La famille d'un chanteur gabonais récemment assassiné a bloqué toute la nuit de mardi à mercredi l'accès à la ville de Lambaréné (230 km au sud de Libreville) pour réclamer la lumière sur ce crime, ont rapporté des témoins joints au téléphone par l'AFP.Les manifestants, une vingtaine de membres de la famille et amis du chanteur-compositeur Serge Egniga, 32 ans, ont bloqué la circulation sur les deux ponts menant à Lambaréné, dont le défunt était originaire, mardi en fin d'après-midi jusqu'à mercredi matin.
La circulation a été rétablie après une négociation téléphonique avec le président du Sénat, Georges Rawiri et le ministre des Mines, de l'Energie et du Pétrole, Richard Onouviet, deux personnalités de la communauté Myéné de Lambaréné, a indiqué à l'AFP un oncle paternel du chanteur, Jean-Rémy Egniga.
Le corps de Serge Egniga, une valeur montante de la chanson gabonaise, a été retrouvé à la mi-septembre sur une voie ferrée à la sortie de Libreville, en partie broyé par le passage d'un train de marchandises.
Son cadavre portait également une lésion à la nuque et l'impact d'un coup de poignard, accréditant la thèse d'un assassinat.
Selon la rumeur qui circule à travers le pays, l'agression du chanteur aurait été commanditée par un officier de haut rang ayant découvert que l'artiste entretenait une liaison avec une de ses maîtresses.
Les autorités de ce pays d'Afrique centrale d'un million d'habitants n'ont pas communiqué pour le moment sur cette affaire. Les artistes gabonais et des membres de la communauté Myéné, à laquelle appartenait le défunt, ont récemment organisé des marches à Libreville, Port-Gentil et Lambaréné.

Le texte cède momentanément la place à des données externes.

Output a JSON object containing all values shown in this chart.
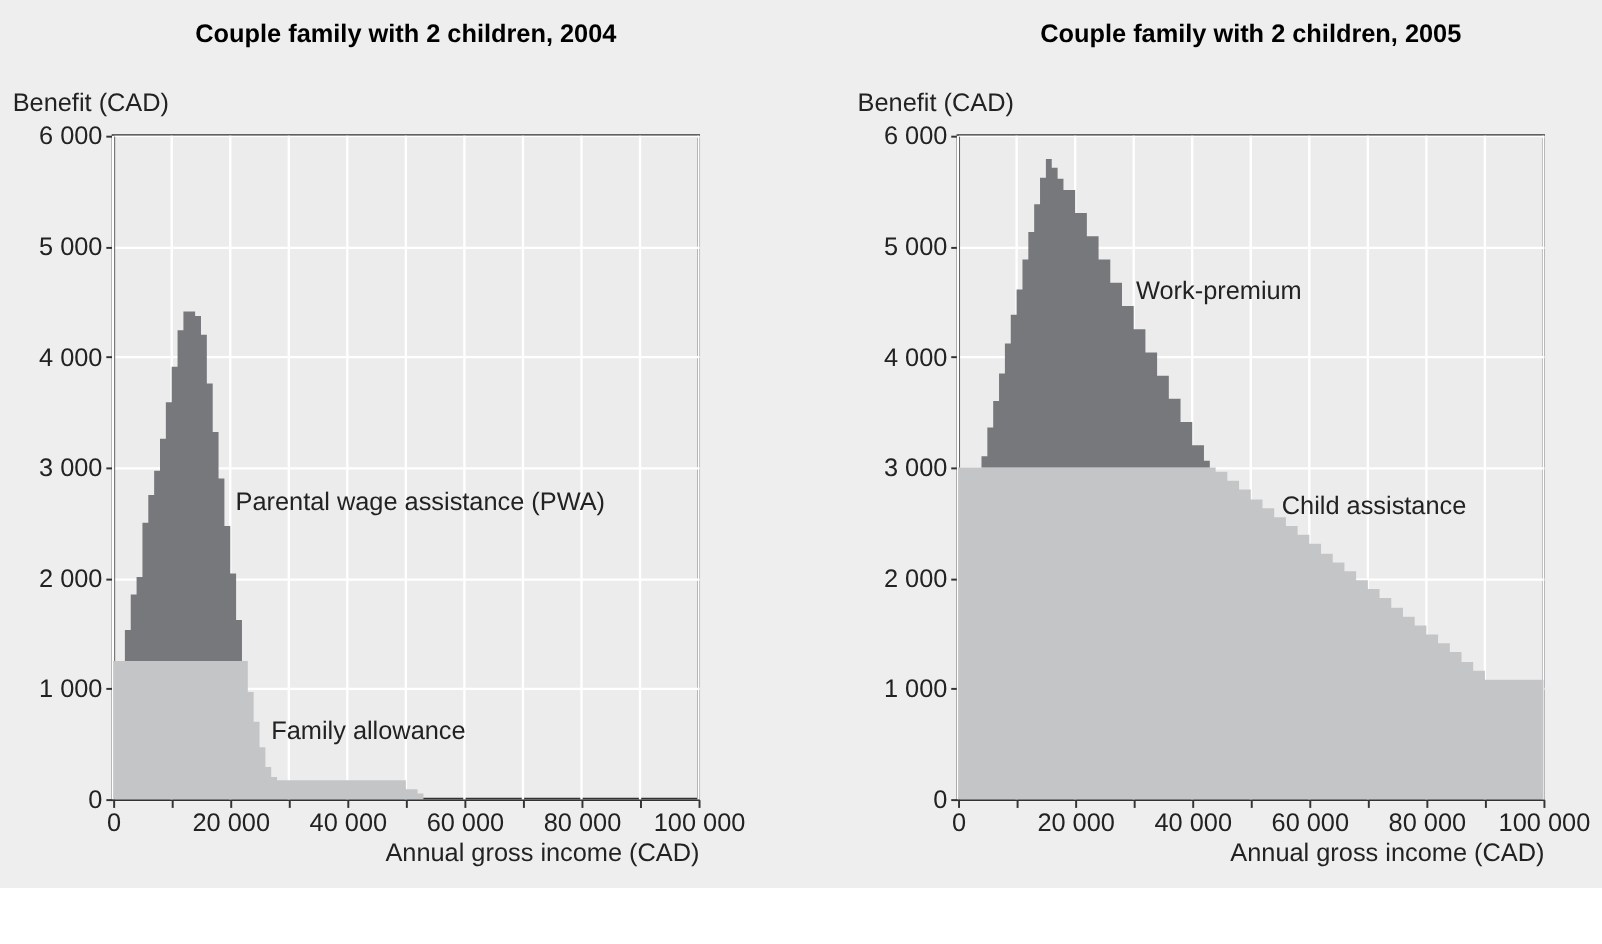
{
  "chart_data": [
    {
      "type": "area",
      "stacked": true,
      "title": "Couple family with 2 children, 2004",
      "xlabel": "Annual gross income (CAD)",
      "ylabel": "Benefit (CAD)",
      "x": [
        0,
        2000,
        3000,
        4000,
        5000,
        6000,
        7000,
        8000,
        9000,
        10000,
        11000,
        12000,
        13000,
        14000,
        15000,
        16000,
        17000,
        18000,
        19000,
        20000,
        21000,
        22000,
        23000,
        24000,
        25000,
        26000,
        27000,
        28000,
        50000,
        52000,
        53000,
        100000
      ],
      "series": [
        {
          "color": "#c4c5c7",
          "values": [
            1250,
            1250,
            1250,
            1250,
            1250,
            1250,
            1250,
            1250,
            1250,
            1250,
            1250,
            1250,
            1250,
            1250,
            1250,
            1250,
            1250,
            1250,
            1250,
            1250,
            1250,
            1250,
            970,
            700,
            470,
            290,
            200,
            170,
            90,
            50,
            0,
            0
          ]
        },
        {
          "color": "#77787b",
          "values": [
            0,
            280,
            600,
            760,
            1250,
            1500,
            1720,
            2010,
            2340,
            2660,
            2990,
            3160,
            3160,
            3120,
            2950,
            2510,
            2070,
            1650,
            1220,
            790,
            370,
            0,
            0,
            0,
            0,
            0,
            0,
            0,
            0,
            0,
            0,
            0
          ]
        }
      ],
      "xlim": [
        0,
        100000
      ],
      "xticks": [
        0,
        {
          "value": 10000,
          "label": null
        },
        {
          "value": 20000,
          "label": "20 000"
        },
        {
          "value": 30000,
          "label": null
        },
        {
          "value": 40000,
          "label": "40 000"
        },
        {
          "value": 50000,
          "label": null
        },
        {
          "value": 60000,
          "label": "60 000"
        },
        {
          "value": 70000,
          "label": null
        },
        {
          "value": 80000,
          "label": "80 000"
        },
        {
          "value": 90000,
          "label": null
        },
        {
          "value": 100000,
          "label": "100 000"
        }
      ],
      "ylim": [
        0,
        6000
      ],
      "yticks": [
        0,
        {
          "value": 1000,
          "label": "1 000"
        },
        {
          "value": 2000,
          "label": "2 000"
        },
        {
          "value": 3000,
          "label": "3 000"
        },
        {
          "value": 4000,
          "label": "4 000"
        },
        {
          "value": 5000,
          "label": "5 000"
        },
        {
          "value": 6000,
          "label": "6 000"
        }
      ],
      "grid": true,
      "annotations": [
        "Parental wage assistance (PWA)",
        "Family allowance"
      ]
    },
    {
      "type": "area",
      "stacked": true,
      "title": "Couple family with 2 children, 2005",
      "xlabel": "Annual gross income (CAD)",
      "ylabel": "Benefit (CAD)",
      "x": [
        0,
        4000,
        5000,
        6000,
        7000,
        8000,
        9000,
        10000,
        11000,
        12000,
        13000,
        14000,
        15000,
        16000,
        17000,
        18000,
        20000,
        22000,
        24000,
        26000,
        28000,
        30000,
        32000,
        34000,
        36000,
        38000,
        40000,
        42000,
        43000,
        44000,
        46000,
        48000,
        50000,
        52000,
        54000,
        56000,
        58000,
        60000,
        62000,
        64000,
        66000,
        68000,
        70000,
        72000,
        74000,
        76000,
        78000,
        80000,
        82000,
        84000,
        86000,
        88000,
        90000,
        100000
      ],
      "series": [
        {
          "color": "#c4c5c7",
          "values": [
            3000,
            3000,
            3000,
            3000,
            3000,
            3000,
            3000,
            3000,
            3000,
            3000,
            3000,
            3000,
            3000,
            3000,
            3000,
            3000,
            3000,
            3000,
            3000,
            3000,
            3000,
            3000,
            3000,
            3000,
            3000,
            3000,
            3000,
            3000,
            3000,
            2960,
            2880,
            2800,
            2710,
            2630,
            2550,
            2470,
            2390,
            2310,
            2220,
            2140,
            2060,
            1980,
            1900,
            1820,
            1730,
            1650,
            1570,
            1490,
            1410,
            1330,
            1240,
            1160,
            1080,
            1080
          ]
        },
        {
          "color": "#77787b",
          "values": [
            0,
            100,
            360,
            600,
            850,
            1120,
            1380,
            1610,
            1880,
            2130,
            2380,
            2620,
            2790,
            2710,
            2610,
            2510,
            2300,
            2090,
            1880,
            1670,
            1460,
            1250,
            1040,
            830,
            620,
            410,
            200,
            60,
            0,
            0,
            0,
            0,
            0,
            0,
            0,
            0,
            0,
            0,
            0,
            0,
            0,
            0,
            0,
            0,
            0,
            0,
            0,
            0,
            0,
            0,
            0,
            0,
            0,
            0
          ]
        }
      ],
      "xlim": [
        0,
        100000
      ],
      "xticks": [
        0,
        {
          "value": 10000,
          "label": null
        },
        {
          "value": 20000,
          "label": "20 000"
        },
        {
          "value": 30000,
          "label": null
        },
        {
          "value": 40000,
          "label": "40 000"
        },
        {
          "value": 50000,
          "label": null
        },
        {
          "value": 60000,
          "label": "60 000"
        },
        {
          "value": 70000,
          "label": null
        },
        {
          "value": 80000,
          "label": "80 000"
        },
        {
          "value": 90000,
          "label": null
        },
        {
          "value": 100000,
          "label": "100 000"
        }
      ],
      "ylim": [
        0,
        6000
      ],
      "yticks": [
        0,
        {
          "value": 1000,
          "label": "1 000"
        },
        {
          "value": 2000,
          "label": "2 000"
        },
        {
          "value": 3000,
          "label": "3 000"
        },
        {
          "value": 4000,
          "label": "4 000"
        },
        {
          "value": 5000,
          "label": "5 000"
        },
        {
          "value": 6000,
          "label": "6 000"
        }
      ],
      "grid": true,
      "annotations": [
        "Work-premium",
        "Child assistance"
      ]
    }
  ]
}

Un clip passant régulièrement à la télévision gabonaise et un disque ont été réalisés par ces chanteurs, reprenant les chansons de M. Egniga et les recettes du CD seront reversées à ses enfants.
"On a bloqué la circulation à Lambaréné parce qu'on veut savoir qui sont les assassins", a déclaré à l'AFP l'oncle du chanteur.
"MM. Rawiri et Onouviet nous ont dit qu'ils avaient été arrêtés mais ils n'ont pas dévoilé leurs noms. Ils doivent venir nous voir vendredi à Lambaréné. On attend. Si rien ne se passe d'ici samedi, on rebloquera les ponts", a-t-il ajouté.